I am sure that members are aware that our national parks have a number of duties and driving objectives, including supporting their tourism economy. However, their underpinning aim, which takes precedence in any decision making, is to conserve and enhance Scotland’s natural and cultural heritage. I am confident that the Loch Lomond and the Trossachs national park will apply that aim to its assessment of the Lomond Banks project. Indeed, having that kind of rigorous scrutiny process is one of the reasons why these decisions can take so long.

The same planning rules apply to our National Parks as to other Planning Authorities in Scotland, except for a few specific cases (such as the presumption against wind farms within their boundaries). This probably helps explain why our two National Park Authorities have often appeared no different to any other Planning Authority but Mr McKee makes a key point.  What SHOULD make our National Parks different is not the planning rules per se but their four statutory objectives.  These include not just conservation, as referred to by Mr McKee, but also the promotion of public enjoyment of the areas special qualities, wise use of resources and sustainable development.

In other words, while LLTNPA’s planners need to evaluate Flamingo Land’s proposed development against the new National Planning Framework (NPF4), which takes precedence over their out of date Local Development Plan, they need to do so within the context of their four statutory aims. This means that instead of glossing over those aims, as they have tended to do in recent years, the planners and the LLTNPA Board need to start giving them far more serious consideration.  The fundamental issue here is quite simple, how could the construction of such a large visitor attraction on the shores of Loch Lomond ever be compatible with the statutory purpose of Scotland’s first National Park?

Failures of governance within the LLTNPA under the spotlight

It was also good to see Ross Greer highlighting in the Scottish Parliament an issue about which Parkswatch has been campaigning for some time:

“There is one other issue relating to the park authority that I encourage the minister and his colleague Lorna Slater to look into. When there is a controversial planning application, objectors are normally able to contact their councillors directly and make their views heard. Even though councillors on the relevant committee—the planning committee—would not be allowed to express an opinion on the plans, feedback from residents is an important part of the process, so it is unfortunate that Loch Lomond and the Trossachs National Park is the exception. Unlike any of the more than 500 other councils and national parks in the United Kingdom, that park does not publicise direct contact details for its board members. I know that many of my constituents want to address board members directly, and the fact that they have no means of doing so leaves an unacceptable democratic deficit.”

Unfortunately, the response from Ivan McKee showed limited awareness of the issues:

“I take on board Ross Greer’s comment about the issue of contacting board members, and I can inform him that board members can be contacted through the board’s email address. As for his other point on this matter, my understanding is that, with regard to email addresses, board members are not subject to the same provisions as exist in local government legislation.”
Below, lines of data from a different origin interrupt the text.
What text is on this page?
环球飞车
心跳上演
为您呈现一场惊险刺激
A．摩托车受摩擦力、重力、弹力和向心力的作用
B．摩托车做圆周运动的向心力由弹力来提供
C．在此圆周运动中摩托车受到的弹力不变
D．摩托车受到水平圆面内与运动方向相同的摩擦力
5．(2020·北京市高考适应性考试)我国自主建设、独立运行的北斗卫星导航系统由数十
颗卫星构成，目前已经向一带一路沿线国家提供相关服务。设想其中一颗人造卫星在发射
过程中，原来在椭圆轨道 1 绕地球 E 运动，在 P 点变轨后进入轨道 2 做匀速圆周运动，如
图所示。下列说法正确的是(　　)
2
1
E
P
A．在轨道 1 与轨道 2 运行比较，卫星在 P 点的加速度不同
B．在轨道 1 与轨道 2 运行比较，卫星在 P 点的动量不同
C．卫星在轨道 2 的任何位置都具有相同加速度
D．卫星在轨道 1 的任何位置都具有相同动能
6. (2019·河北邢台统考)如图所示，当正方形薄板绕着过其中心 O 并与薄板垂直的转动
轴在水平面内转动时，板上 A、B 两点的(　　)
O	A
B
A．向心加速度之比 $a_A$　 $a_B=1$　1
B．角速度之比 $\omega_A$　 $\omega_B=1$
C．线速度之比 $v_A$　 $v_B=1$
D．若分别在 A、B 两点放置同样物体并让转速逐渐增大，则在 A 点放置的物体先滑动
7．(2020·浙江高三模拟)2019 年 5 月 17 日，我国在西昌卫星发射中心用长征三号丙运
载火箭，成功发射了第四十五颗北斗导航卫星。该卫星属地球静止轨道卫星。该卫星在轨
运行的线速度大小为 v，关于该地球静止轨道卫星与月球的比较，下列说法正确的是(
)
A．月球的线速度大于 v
While the LLTNPA has recently set up a facility to forward emails from the public to Board Members, this allows their senior management team to monitor ALL correspondence between the two.  In my view, that is a breach of what should be a fundamental right respect of Board Members,  whether elected or not, the right of the public to communicate with the them in confidence, without staff seeing those concerns first.  Given that all MSPs speaking in the debate agreed local views are very important, it is incredible that in the LLTNPA local residents have no means of passing them on  confidentially to the people they have elected and makes whistle blowing to board members, whether by the general public or staff, almost impossible.  That is corruption in government and does not need legislation to change, only an instruction from Scottish Ministers.